Among the retired ranchmen of Spokane county who deserve prominent mention in this work should be named James Montgomery Perry, who located at Cheney thirty-four years ago and is, therefore, one of the pioneers of this section. He was born in New York state, April 20, 1846, and is a son of Oren and Margaret (Tabor) Perry. The father died in 1852, when his son James was six years of age, but the mother survived until 1901.

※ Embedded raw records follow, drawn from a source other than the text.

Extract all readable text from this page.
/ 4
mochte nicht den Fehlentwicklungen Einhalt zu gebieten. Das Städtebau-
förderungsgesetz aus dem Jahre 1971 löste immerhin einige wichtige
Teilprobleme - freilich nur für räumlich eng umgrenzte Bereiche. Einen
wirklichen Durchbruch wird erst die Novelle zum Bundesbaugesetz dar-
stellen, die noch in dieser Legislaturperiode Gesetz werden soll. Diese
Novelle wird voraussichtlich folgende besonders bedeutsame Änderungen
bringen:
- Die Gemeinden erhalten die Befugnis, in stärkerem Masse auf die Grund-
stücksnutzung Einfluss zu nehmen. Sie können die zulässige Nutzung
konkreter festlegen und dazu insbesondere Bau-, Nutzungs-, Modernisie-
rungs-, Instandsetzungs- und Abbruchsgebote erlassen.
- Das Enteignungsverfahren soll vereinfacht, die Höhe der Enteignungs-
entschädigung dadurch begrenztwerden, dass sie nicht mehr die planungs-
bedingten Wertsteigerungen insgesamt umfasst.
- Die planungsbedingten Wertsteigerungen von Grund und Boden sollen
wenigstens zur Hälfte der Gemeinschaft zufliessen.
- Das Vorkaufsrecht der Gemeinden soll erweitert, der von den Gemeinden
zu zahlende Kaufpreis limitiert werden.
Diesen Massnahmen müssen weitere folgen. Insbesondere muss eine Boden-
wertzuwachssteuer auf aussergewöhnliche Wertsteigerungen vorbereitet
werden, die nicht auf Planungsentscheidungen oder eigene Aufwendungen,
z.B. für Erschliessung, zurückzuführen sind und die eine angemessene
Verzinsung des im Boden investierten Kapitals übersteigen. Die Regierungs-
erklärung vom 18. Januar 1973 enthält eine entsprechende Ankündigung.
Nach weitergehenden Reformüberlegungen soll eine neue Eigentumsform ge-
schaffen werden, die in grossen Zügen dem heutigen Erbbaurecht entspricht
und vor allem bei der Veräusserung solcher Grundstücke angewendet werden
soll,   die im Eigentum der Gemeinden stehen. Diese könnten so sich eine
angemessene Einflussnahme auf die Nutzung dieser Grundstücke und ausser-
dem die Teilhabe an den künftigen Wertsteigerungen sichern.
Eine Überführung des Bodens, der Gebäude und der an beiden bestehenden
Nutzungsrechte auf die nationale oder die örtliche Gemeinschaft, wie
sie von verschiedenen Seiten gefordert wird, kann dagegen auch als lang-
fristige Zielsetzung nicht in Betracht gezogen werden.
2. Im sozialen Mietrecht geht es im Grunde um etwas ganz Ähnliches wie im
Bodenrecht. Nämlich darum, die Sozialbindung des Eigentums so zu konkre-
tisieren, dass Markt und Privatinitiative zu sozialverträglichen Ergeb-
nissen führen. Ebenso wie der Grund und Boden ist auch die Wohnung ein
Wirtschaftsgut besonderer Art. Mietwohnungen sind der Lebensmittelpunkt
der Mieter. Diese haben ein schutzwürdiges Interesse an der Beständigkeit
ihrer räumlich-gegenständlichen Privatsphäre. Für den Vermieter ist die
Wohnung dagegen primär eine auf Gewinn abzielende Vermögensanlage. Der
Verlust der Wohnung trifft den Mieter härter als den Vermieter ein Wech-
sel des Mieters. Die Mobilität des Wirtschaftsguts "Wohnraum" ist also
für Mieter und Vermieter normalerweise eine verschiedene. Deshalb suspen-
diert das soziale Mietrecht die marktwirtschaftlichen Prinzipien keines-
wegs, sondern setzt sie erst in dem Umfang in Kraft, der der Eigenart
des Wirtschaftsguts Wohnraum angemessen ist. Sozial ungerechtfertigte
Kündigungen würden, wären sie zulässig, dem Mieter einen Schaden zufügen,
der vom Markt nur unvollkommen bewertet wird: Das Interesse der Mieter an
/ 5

James M. Perry received his early education in the public schools of the Empire state. After leaving school he worked on a farm and continued there until twenty years of age. He then went to Holley, New York, and secured employment in a flour and feed store. After giving up this position he came westward to Nebraska, where be applied himself to farming for seven years. Believing that the Pacific coast presented more favorable inducements, he removed to California, remaining, however, only a short time in that state. He next became a resident of Oregon and worked in a sawmill for two years. In 1877 he arrived at Cheney and took up a preemption claim of one hundred and sixty acres. Subsequently he purchased tracts of eighty, two hundred and forty and four hundred and forty acres respectively, thus becoming the owner of nine hundred and twenty acres of land in Spokane county. He applied himself successfully to farming until 1905, when he disposed of a portion of his land and bought property in Cheney. On account of ill health he retired from active operations and has since made his home in town. In 1910 he sold four hundred and forty acres but still retains two hundred and forty acres, which he rents to other persons.

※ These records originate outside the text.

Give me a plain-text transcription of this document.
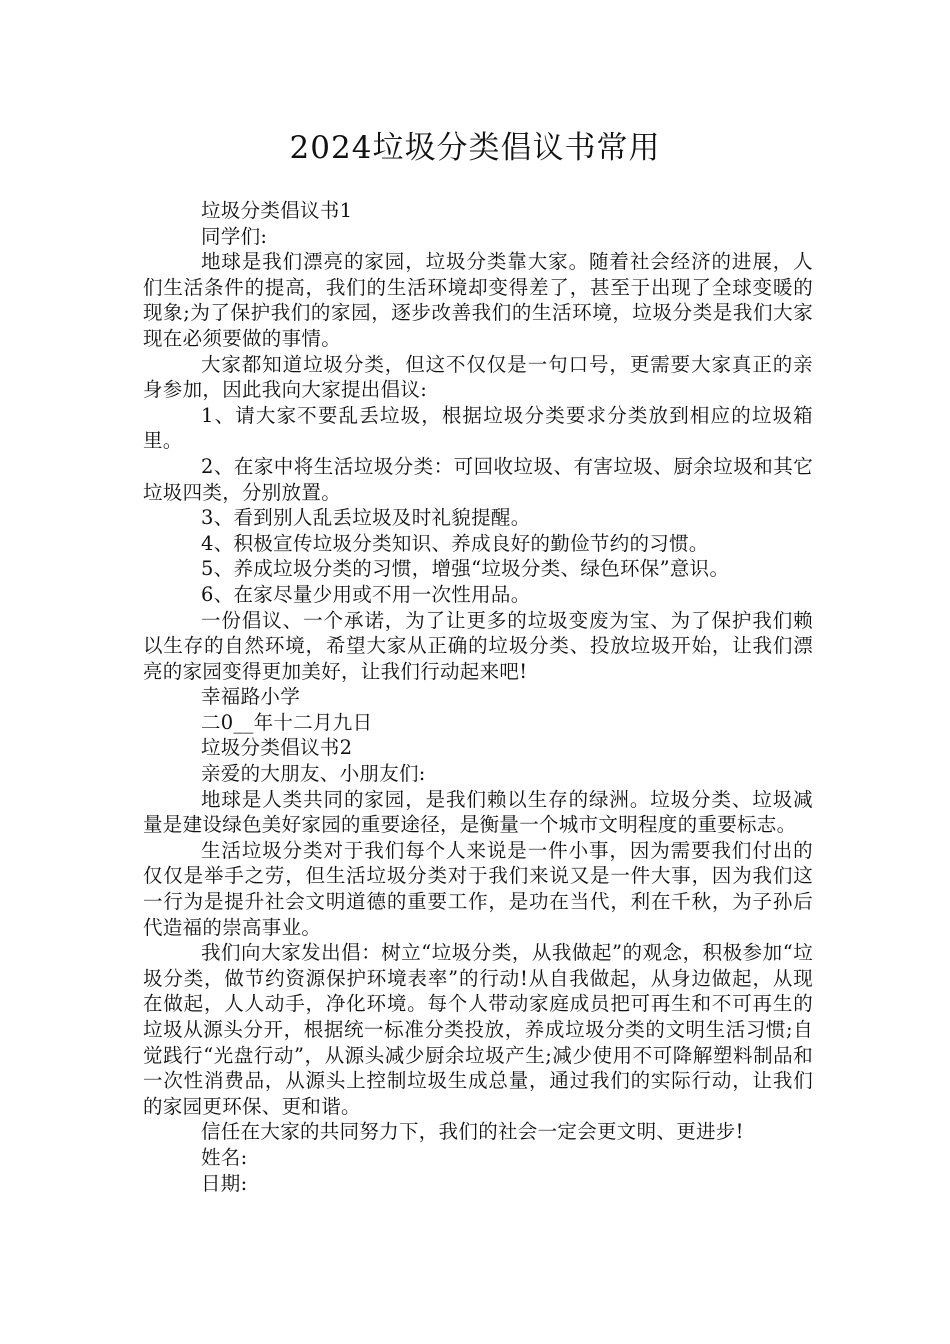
2024垃圾分类倡议书常用

垃圾分类倡议书1

同学们:

地球是我们漂亮的家园，垃圾分类靠大家。随着社会经济的进展，人们生活条件的提高，我们的生活环境却变得差了，甚至于出现了全球变暖的现象;为了保护我们的家园，逐步改善我们的生活环境，垃圾分类是我们大家现在必须要做的事情。

大家都知道垃圾分类，但这不仅仅是一句口号，更需要大家真正的亲身参加，因此我向大家提出倡议:

1、请大家不要乱丢垃圾，根据垃圾分类要求分类放到相应的垃圾箱里。

2、在家中将生活垃圾分类：可回收垃圾、有害垃圾、厨余垃圾和其它垃圾四类，分别放置。

3、看到别人乱丢垃圾及时礼貌提醒。

4、积极宣传垃圾分类知识、养成良好的勤俭节约的习惯。

5、养成垃圾分类的习惯，增强“垃圾分类、绿色环保”意识。

6、在家尽量少用或不用一次性用品。

一份倡议、一个承诺，为了让更多的垃圾变废为宝、为了保护我们赖以生存的自然环境，希望大家从正确的垃圾分类、投放垃圾开始，让我们漂亮的家园变得更加美好，让我们行动起来吧!

幸福路小学

二0__年十二月九日

垃圾分类倡议书2

亲爱的大朋友、小朋友们:

地球是人类共同的家园，是我们赖以生存的绿洲。垃圾分类、垃圾减量是建设绿色美好家园的重要途径，是衡量一个城市文明程度的重要标志。

生活垃圾分类对于我们每个人来说是一件小事，因为需要我们付出的仅仅是举手之劳，但生活垃圾分类对于我们来说又是一件大事，因为我们这一行为是提升社会文明道德的重要工作，是功在当代，利在千秋，为子孙后代造福的崇高事业。

我们向大家发出倡：树立“垃圾分类，从我做起”的观念，积极参加“垃圾分类，做节约资源保护环境表率”的行动!从自我做起，从身边做起，从现在做起，人人动手，净化环境。每个人带动家庭成员把可再生和不可再生的垃圾从源头分开，根据统一标准分类投放，养成垃圾分类的文明生活习惯;自觉践行“光盘行动”，从源头减少厨余垃圾产生;减少使用不可降解塑料制品和一次性消费品，从源头上控制垃圾生成总量，通过我们的实际行动，让我们的家园更环保、更和谐。

信任在大家的共同努力下，我们的社会一定会更文明、更进步!

姓名:

日期:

On March 4, 1874, Mr. Perry was married to Miss Marie C. Salisbury, a daughter of Ackland Salisbury, whose ancestors were pioneers of New York state. Mr. and Mrs. Perry are the parents of one child, Grace, who is the wife of L. C. Van Patten. In politics Mr. Perry supports the republican party. He has been an active worker in its behalf and has attended many county conventions at Spokane. He belongs to the Masonic order, and has served as chaplain of the lodge at Cheney. He was also for many years a member of the Commercial Club of Cheney.
He has witnessed many changes in eastern Washington. When he located in Spokane county the country in this region was largely uninhabited except by Indians and wild animals, and settlers were often in danger from outbreaks of the savages. Twice Mr. Perry and his family were forced to leave Cheney on account of Indian scares, going the first time to Spokane and the second time to Colfax and on to Walla Walla. Conditions have changed,—the railroad, the telegraph and the wonderful conveniences of an inventive age assisted in the rapid march of progress and today Spokane county is within ready access of the best markets and the people enjoy all the desirable comforts and luxuries of modern life.

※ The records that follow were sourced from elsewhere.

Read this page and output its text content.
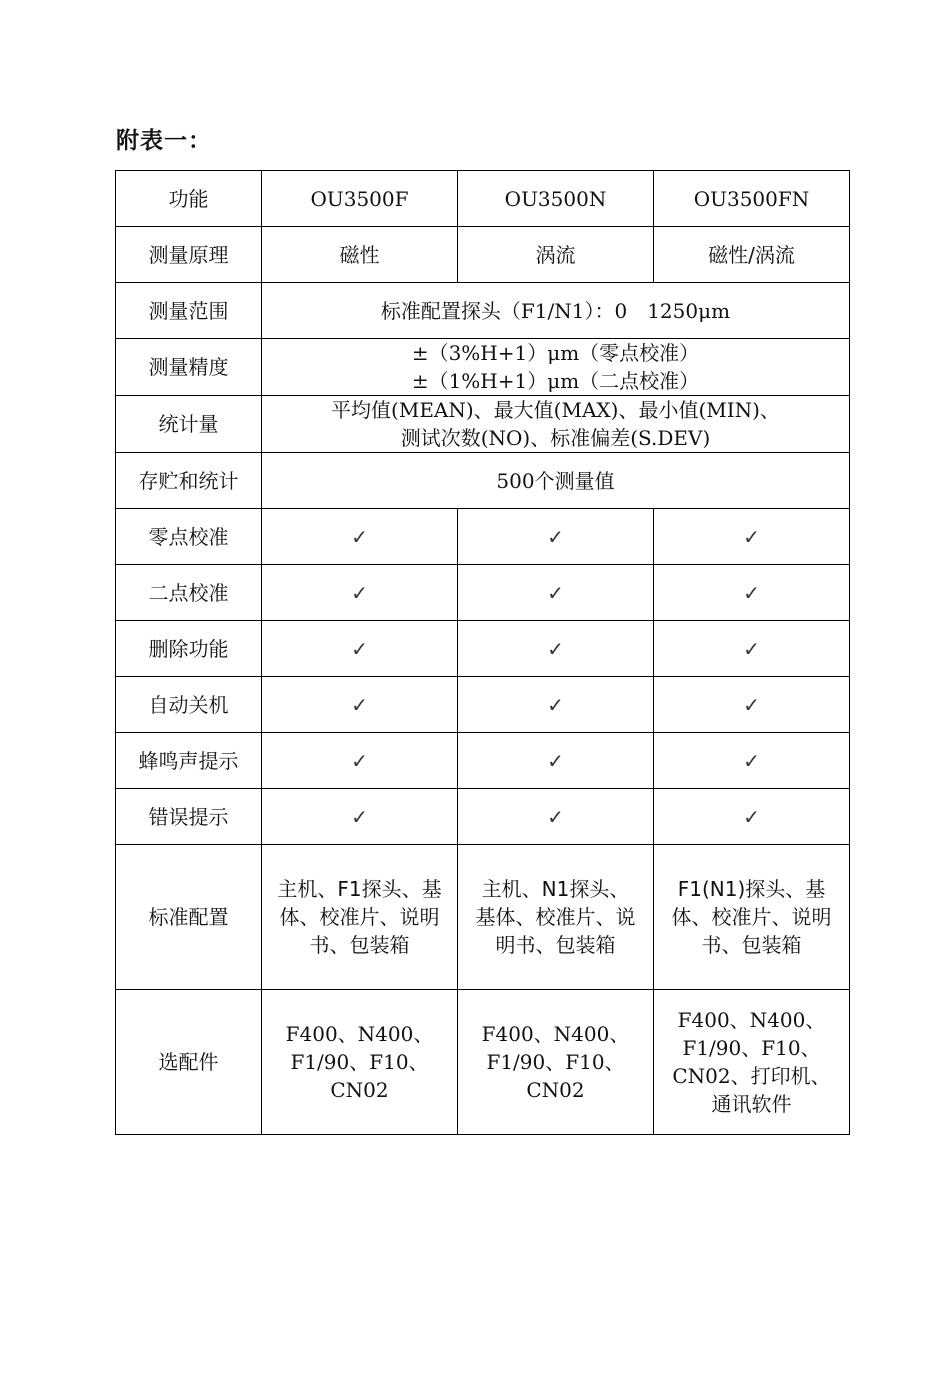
附表一：
功能	OU3500F	OU3500N	OU3500FN
测量原理	磁性	涡流	磁性/涡流
测量范围	标准配置探头（F1/N1）：0　1250μm		
测量精度	±（3%H+1）μm（零点校准）
±（1%H+1）μm（二点校准）		

统计量	平均值(MEAN)、最大值(MAX)、最小值(MIN)、
测试次数(NO)、标准偏差(S.DEV)		

存贮和统计	500个测量值		
零点校准	✓	✓	✓
二点校准	✓	✓	✓
删除功能	✓	✓	✓
自动关机	✓	✓	✓
蜂鸣声提示	✓	✓	✓
错误提示	✓	✓	✓
标准配置	主机、F1探头、基
体、校准片、说明
书、包装箱	主机、N1探头、
基体、校准片、说
明书、包装箱	F1(N1)探头、基
体、校准片、说明
书、包装箱

选配件	F400、N400、
F1/90、F10、
CN02	F400、N400、
F1/90、F10、
CN02	F400、N400、
F1/90、F10、
CN02、打印机、
通讯软件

Mr. Perry showed rare public spirit at the time when the bill for the support of the State Normal school was vetoed, when he with a number of others signed notes to prevent the school from closing until the state appropriation could be made. His daughter is a graduate of that school. Mr. and Mrs. Perry became members of the Methodist church in 1884, and ever since have been very prominent in church and temperance work. Both have served as officers in the church, and Mrs. Perry is an officer in the Ladies' Aid Society. She is a member of the Order of the Eastern Star, as is her daughter and her son-in-law, having lately been elected sec¬retary of the local Masonic lodge. It is largely to the pioneers that the people of eastern Washington owe the blessing they now enjoy and no one of that noble class is more sincerely respected than James M. Perry.